Pourquoi le pire? Parce que le projet de budget 2025, dans sa version actuelle reposant sur des recettes irréalisables, amènera inéluctablement le gouvernement à recourir à des avances du Trésor. Celles-ci équivalent à ce que Nicolas Chammas, secrétaire général des organismes économiques, appelle un “budget parallèle”. Une telle situation annonce inévitablement une nouvelle crise, d’autant que les caisses de l’État sont vides.

 

Même la solution du moindre mal sera catastrophique pour le Liban: les sources de financement possibles sont à la fois incertaines et limitées. L’État n’aurait d’autre choix que de recourir à l’impression de livres libanaises, à l’endettement ou à un prélèvement sur les réserves de la Banque du Liban. Or, chacune de ces options serait désastreuse pour la stabilité du taux de change de la monnaie nationale.

Compte tenu des bouleversements économiques fondamentaux provoqués par la guerre, il est impératif de réviser et d’amender structurellement le projet de budget. Le texte est actuellement devant la commission des Finances et du Budget, qui n’arrive pas à se réunir pour des raisons d’ordre sécuritaire.

Le temps presse, mettant à rude épreuve le Trésor public et les Libanais. Si le Parlement ne parvient pas à adopter le budget d’ici au 31 janvier, il sera promulgué par décret, dans sa version initiale, par le gouvernement chargé des affaires courantes.

   

Des recettes improbables

Le projet de budget 2025, qui s'élève à 3,2 milliards de dollars, prévoit une augmentation de près de 40% des dépenses par rapport à 2024 et une hausse de 30% des recettes. 80% de celles-ci sont censées provenir de la fiscalité et 20% de revenus non fiscaux.
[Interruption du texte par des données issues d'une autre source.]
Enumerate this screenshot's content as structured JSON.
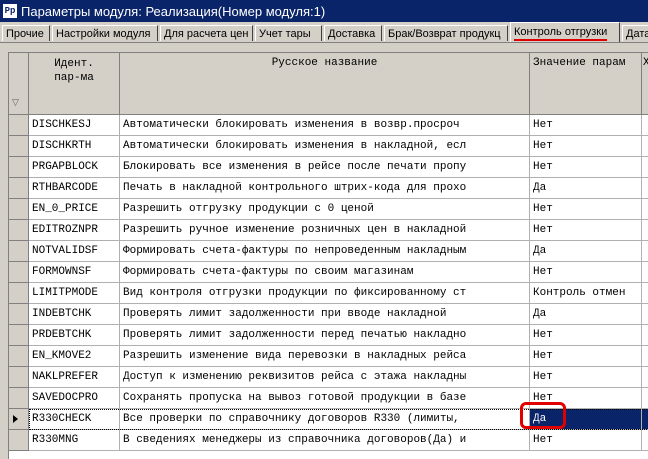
{
  "window": {
    "title": "Параметры модуля: Реализация(Номер модуля:1)",
    "icon_text": "Pp"
  },
  "tabs": [
    {
      "label": "Прочие",
      "active": false
    },
    {
      "label": "Настройки модуля",
      "active": false
    },
    {
      "label": "Для расчета цен",
      "active": false
    },
    {
      "label": "Учет тары",
      "active": false
    },
    {
      "label": "Доставка",
      "active": false
    },
    {
      "label": "Брак/Возврат продукц",
      "active": false
    },
    {
      "label": "Контроль отгрузки",
      "active": true
    },
    {
      "label": "Дата",
      "active": false
    }
  ],
  "columns": {
    "ident": "Идент.\nпар-ма",
    "name": "Русское название",
    "value": "Значение парам",
    "extra": "Х"
  },
  "rows": [
    {
      "ident": "DISCHKESJ",
      "name": "Автоматически блокировать изменения в возвр.просроч",
      "value": "Нет",
      "selected": false
    },
    {
      "ident": "DISCHKRTH",
      "name": "Автоматически блокировать изменения в накладной, есл",
      "value": "Нет",
      "selected": false
    },
    {
      "ident": "PRGAPBLOCK",
      "name": "Блокировать все изменения в рейсе после печати пропу",
      "value": "Нет",
      "selected": false
    },
    {
      "ident": "RTHBARCODE",
      "name": "Печать в накладной контрольного штрих-кода для прохо",
      "value": "Да",
      "selected": false
    },
    {
      "ident": "EN_0_PRICE",
      "name": "Разрешить отгрузку продукции с 0 ценой",
      "value": "Нет",
      "selected": false
    },
    {
      "ident": "EDITROZNPR",
      "name": "Разрешить ручное изменение розничных цен в накладной",
      "value": "Нет",
      "selected": false
    },
    {
      "ident": "NOTVALIDSF",
      "name": "Формировать счета-фактуры по непроведенным накладным",
      "value": "Да",
      "selected": false
    },
    {
      "ident": "FORMOWNSF",
      "name": "Формировать счета-фактуры по своим магазинам",
      "value": "Нет",
      "selected": false
    },
    {
      "ident": "LIMITPMODE",
      "name": "Вид контроля отгрузки продукции по фиксированному ст",
      "value": "Контроль отмен",
      "selected": false
    },
    {
      "ident": "INDEBTCHK",
      "name": "Проверять лимит задолженности при вводе накладной",
      "value": "Да",
      "selected": false
    },
    {
      "ident": "PRDEBTCHK",
      "name": "Проверять лимит задолженности перед печатью накладно",
      "value": "Нет",
      "selected": false
    },
    {
      "ident": "EN_KMOVE2",
      "name": "Разрешить изменение вида перевозки в накладных рейса",
      "value": "Нет",
      "selected": false
    },
    {
      "ident": "NAKLPREFER",
      "name": "Доступ к изменению реквизитов рейса с этажа накладны",
      "value": "Нет",
      "selected": false
    },
    {
      "ident": "SAVEDOCPRO",
      "name": "Сохранять пропуска на вывоз готовой продукции в базе",
      "value": "Нет",
      "selected": false
    },
    {
      "ident": "R330CHECK",
      "name": "Все проверки по справочнику договоров R330 (лимиты,",
      "value": "Да",
      "selected": true
    },
    {
      "ident": "R330MNG",
      "name": "В сведениях менеджеры из справочника договоров(Да) и",
      "value": "Нет",
      "selected": false
    }
  ]
}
Les principales sources fiscales incluent l’impôt sur le revenu, l’impôt sur le capital et les taxes sur le commerce international. 
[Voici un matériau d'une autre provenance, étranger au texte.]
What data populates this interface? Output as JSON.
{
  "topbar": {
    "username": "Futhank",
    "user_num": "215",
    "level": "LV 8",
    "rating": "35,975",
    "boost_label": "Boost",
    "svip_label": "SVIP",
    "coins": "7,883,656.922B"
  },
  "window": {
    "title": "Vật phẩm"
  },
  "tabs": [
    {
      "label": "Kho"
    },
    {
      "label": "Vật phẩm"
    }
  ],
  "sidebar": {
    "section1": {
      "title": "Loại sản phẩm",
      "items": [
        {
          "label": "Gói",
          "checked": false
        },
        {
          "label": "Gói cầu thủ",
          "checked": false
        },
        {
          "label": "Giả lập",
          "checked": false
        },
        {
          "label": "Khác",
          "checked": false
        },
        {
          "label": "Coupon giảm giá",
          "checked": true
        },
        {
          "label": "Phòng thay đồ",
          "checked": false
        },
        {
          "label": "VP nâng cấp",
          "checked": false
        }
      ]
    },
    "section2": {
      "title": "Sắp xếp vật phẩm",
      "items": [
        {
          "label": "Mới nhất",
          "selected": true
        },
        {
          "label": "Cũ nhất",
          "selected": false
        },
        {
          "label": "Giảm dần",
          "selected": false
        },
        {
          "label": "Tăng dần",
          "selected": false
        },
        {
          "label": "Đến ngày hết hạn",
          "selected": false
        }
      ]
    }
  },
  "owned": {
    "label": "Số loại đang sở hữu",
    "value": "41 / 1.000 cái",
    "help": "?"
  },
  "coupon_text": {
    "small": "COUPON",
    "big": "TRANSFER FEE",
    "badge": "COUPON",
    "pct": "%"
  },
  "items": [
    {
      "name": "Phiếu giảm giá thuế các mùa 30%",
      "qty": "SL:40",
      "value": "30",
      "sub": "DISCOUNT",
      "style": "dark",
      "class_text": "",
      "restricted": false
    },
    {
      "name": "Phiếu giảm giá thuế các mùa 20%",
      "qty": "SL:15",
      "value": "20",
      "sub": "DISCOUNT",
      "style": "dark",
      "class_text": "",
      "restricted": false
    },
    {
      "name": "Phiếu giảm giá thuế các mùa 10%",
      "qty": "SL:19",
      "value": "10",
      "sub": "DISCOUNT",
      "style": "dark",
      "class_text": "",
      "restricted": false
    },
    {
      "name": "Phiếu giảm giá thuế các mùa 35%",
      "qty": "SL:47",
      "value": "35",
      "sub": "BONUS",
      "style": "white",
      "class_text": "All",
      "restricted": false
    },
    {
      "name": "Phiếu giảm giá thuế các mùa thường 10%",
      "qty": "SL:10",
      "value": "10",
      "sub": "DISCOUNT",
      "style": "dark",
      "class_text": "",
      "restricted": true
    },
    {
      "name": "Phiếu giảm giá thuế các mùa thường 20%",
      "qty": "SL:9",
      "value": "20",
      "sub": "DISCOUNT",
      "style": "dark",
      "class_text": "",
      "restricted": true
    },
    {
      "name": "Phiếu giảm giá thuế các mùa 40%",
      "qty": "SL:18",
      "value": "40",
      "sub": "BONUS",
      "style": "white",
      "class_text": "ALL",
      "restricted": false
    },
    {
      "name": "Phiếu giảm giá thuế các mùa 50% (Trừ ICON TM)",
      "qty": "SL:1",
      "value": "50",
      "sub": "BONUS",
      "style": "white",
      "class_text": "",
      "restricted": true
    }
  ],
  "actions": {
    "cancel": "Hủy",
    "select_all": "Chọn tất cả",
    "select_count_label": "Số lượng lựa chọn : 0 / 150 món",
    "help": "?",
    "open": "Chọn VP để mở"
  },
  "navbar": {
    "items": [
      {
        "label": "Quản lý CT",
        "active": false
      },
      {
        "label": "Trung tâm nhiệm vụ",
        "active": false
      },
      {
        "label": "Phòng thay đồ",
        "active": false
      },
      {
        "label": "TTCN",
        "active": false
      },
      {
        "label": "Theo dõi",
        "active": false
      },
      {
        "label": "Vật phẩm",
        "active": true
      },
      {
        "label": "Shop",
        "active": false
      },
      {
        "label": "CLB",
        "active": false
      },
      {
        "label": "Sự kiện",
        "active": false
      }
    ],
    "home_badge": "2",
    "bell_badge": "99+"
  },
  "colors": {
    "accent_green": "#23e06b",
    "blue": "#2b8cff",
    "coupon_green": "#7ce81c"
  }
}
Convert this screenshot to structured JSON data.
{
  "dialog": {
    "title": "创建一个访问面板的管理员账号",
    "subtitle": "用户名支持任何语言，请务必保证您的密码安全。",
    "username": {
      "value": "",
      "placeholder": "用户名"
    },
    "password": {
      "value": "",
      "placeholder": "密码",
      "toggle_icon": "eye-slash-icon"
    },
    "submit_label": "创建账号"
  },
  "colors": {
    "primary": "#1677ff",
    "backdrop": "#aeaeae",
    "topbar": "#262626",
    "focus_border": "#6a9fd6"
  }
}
Cependant, ces prévisions semblent peu réalistes, voire illusoires, dans un contexte où la moitié des huit mohafazats sont désormais en marge de l'activité économique, conséquence de l’ouverture par le Hezbollah du front sud contre Israël et de la guerre qu’il a ainsi imposée au pays.

Par ailleurs, l’économie informelle, basée sur le cash, complique davantage la mise en œuvre et la collecte des impôts. Selon le ministre sortant des Finances, Youssef Khalil, le Trésor aurait pu dégager un excédent de près d’un milliard de dollars sur les neuf premiers mois de 2024 si la guerre n'avait pas éclaté. 
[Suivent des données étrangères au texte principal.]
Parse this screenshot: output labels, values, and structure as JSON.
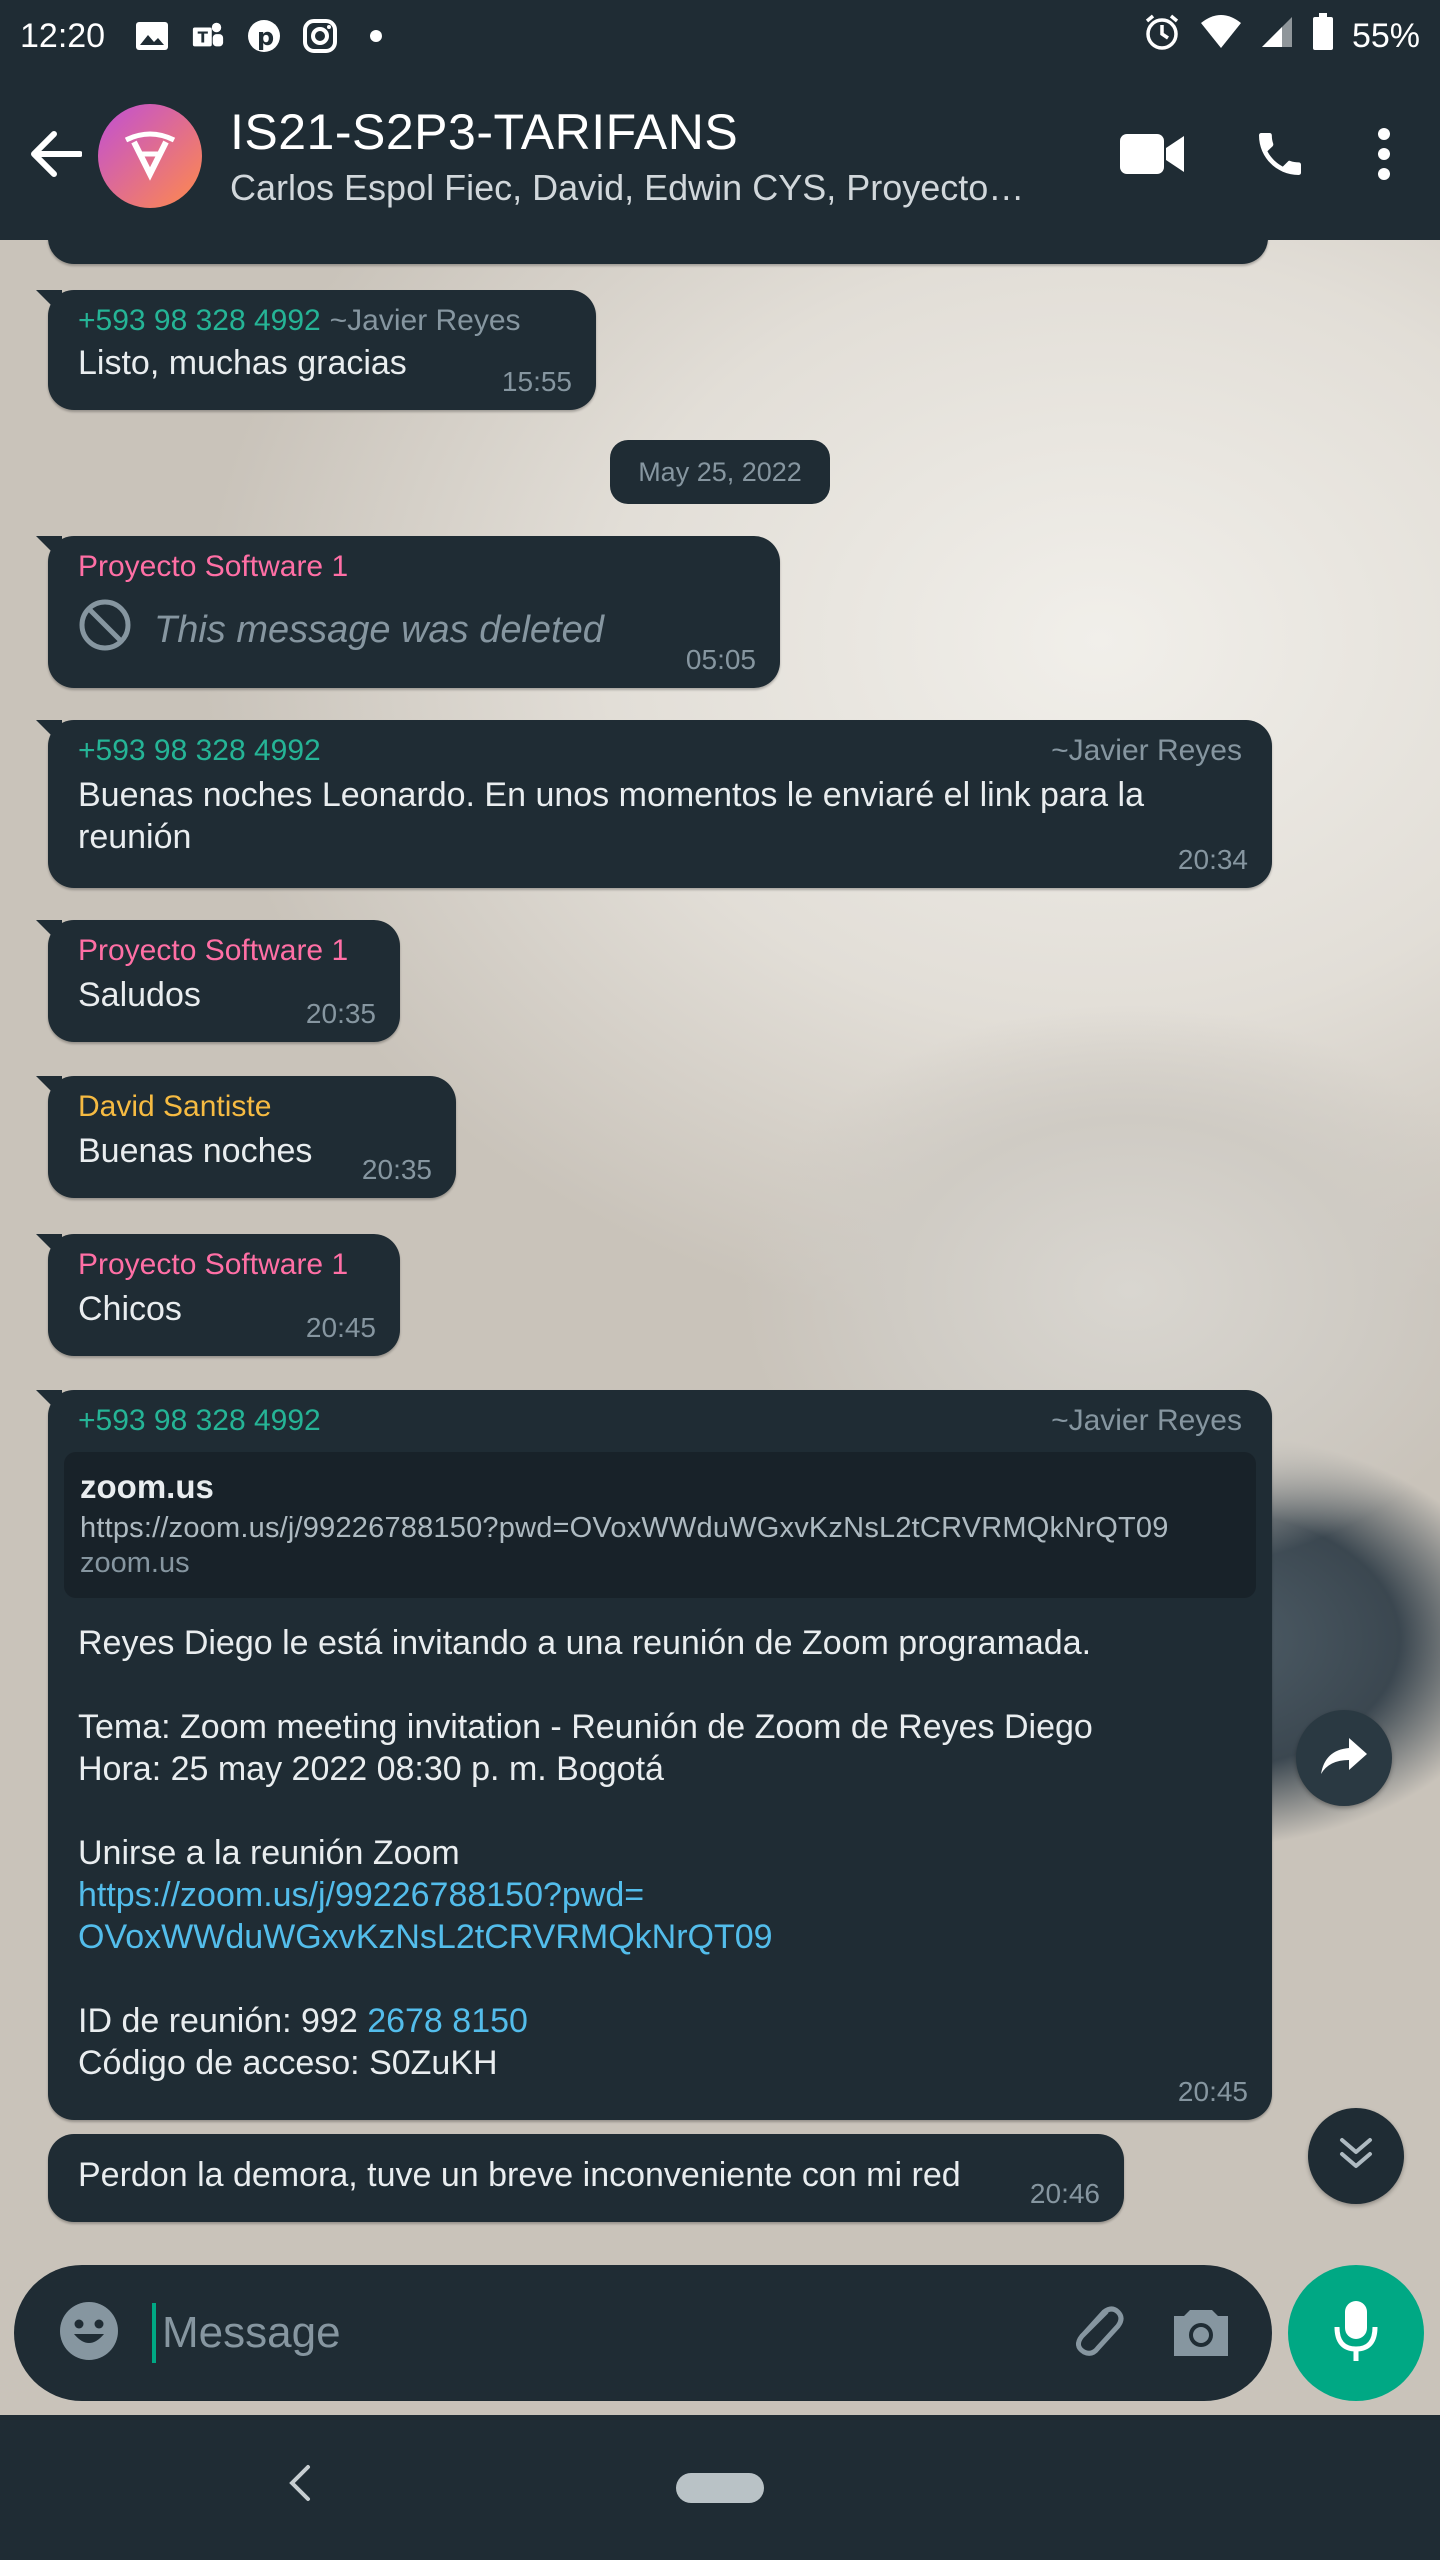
{
  "status_bar": {
    "time": "12:20",
    "battery": "55%"
  },
  "header": {
    "title": "IS21-S2P3-TARIFANS",
    "subtitle": "Carlos Espol Fiec, David, Edwin CYS, Proyecto…"
  },
  "date_chip": "May 25, 2022",
  "messages": [
    {
      "sender": "+593 98 328 4992",
      "alias": "~Javier Reyes",
      "text": "Listo, muchas gracias",
      "time": "15:55"
    },
    {
      "sender": "Proyecto Software 1",
      "text": "This message was deleted",
      "time": "05:05"
    },
    {
      "sender": "+593 98 328 4992",
      "alias": "~Javier Reyes",
      "text": "Buenas noches Leonardo. En unos momentos le enviaré el link para la reunión",
      "time": "20:34"
    },
    {
      "sender": "Proyecto Software 1",
      "text": "Saludos",
      "time": "20:35"
    },
    {
      "sender": "David Santiste",
      "text": "Buenas noches",
      "time": "20:35"
    },
    {
      "sender": "Proyecto Software 1",
      "text": "Chicos",
      "time": "20:45"
    },
    {
      "sender": "+593 98 328 4992",
      "alias": "~Javier Reyes",
      "preview": {
        "domain": "zoom.us",
        "url": "https://zoom.us/j/99226788150?pwd=OVoxWWduWGxvKzNsL2tCRVRMQkNrQT09",
        "source": "zoom.us"
      },
      "line1": "Reyes Diego le está invitando a una reunión de Zoom programada.",
      "line2": "Tema: Zoom meeting invitation - Reunión de Zoom de Reyes Diego",
      "line3": "Hora: 25 may 2022 08:30 p. m. Bogotá",
      "line4": "Unirse a la reunión Zoom",
      "link_a": "https://zoom.us/j/99226788150?pwd=",
      "link_b": "OVoxWWduWGxvKzNsL2tCRVRMQkNrQT09",
      "id_prefix": "ID de reunión: 992 ",
      "id_link": "2678 8150",
      "code": "Código de acceso: S0ZuKH",
      "time": "20:45"
    },
    {
      "text": "Perdon la demora, tuve un breve inconveniente con mi red",
      "time": "20:46"
    }
  ],
  "composer": {
    "placeholder": "Message"
  },
  "colors": {
    "accent": "#00a884",
    "bubble": "#1f2c34",
    "bar": "#1f2c34"
  },
  "icons": [
    "back-arrow-icon",
    "video-call-icon",
    "phone-icon",
    "more-vert-icon",
    "emoji-icon",
    "attach-icon",
    "camera-icon",
    "mic-icon",
    "forward-icon",
    "scroll-down-icon",
    "deleted-icon"
  ]
}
En octobre 2024, les revenus effectifs du Trésor n'ont représenté que 30% des recettes initialement prévues. Sur ce seul mois, les recettes réalisées en cash ont atteint 3,3 milliards de dollars, contre 2,7 milliards de dollars de dépenses en cash, générant un excédent de 600 millions de dollars. Ces dépenses ont principalement couvert des postes prioritaires tels que les salaires du secteur public et les dépenses du ministère de la Santé, du Conseil du Sud et du Haut comité de secours.

 

La communauté internationale et le Liban

Cela dit, le ministère des Finances et la Banque du Liban misent sur l’appui financier de la communauté internationale pour couvrir les aides humanitaires. L'objectif est de permettre au ministère de préserver au maximum les fonds du compte 36 du Trésor, tandis que la Banque centrale cherche à protéger ses réserves pour défendre la valeur de la livre libanaise face au dollar.

Cependant, une question légitime se pose: la communauté internationale serait-elle prête à accorder des financements au-delà de l’aide humanitaire? Selon certaines sources, le ras-le-bol international face au “cas libanais ”devient palpable. À cet égard, Saadé Chami, vice-président du gouvernement, a confié aux représentants des organismes économiques qu’il a perçu une certaine “fatigue du Liban”.

En visite à Washington, où il avait rencontré des responsables du FMI et de la Banque mondiale, M. Chami avait sollicité une aide d’urgence pour le Liban.

Toutefois, le soutien international pourrait se heurter à une lassitude croissante face à la gestion des crises successives du pays. Jusqu’à nouvel ordre, les Libanais devraient faire avec une ligne de crédit accordéepar le passé par la Banque mondiale, dont 250 millions de dollars restent à disposition.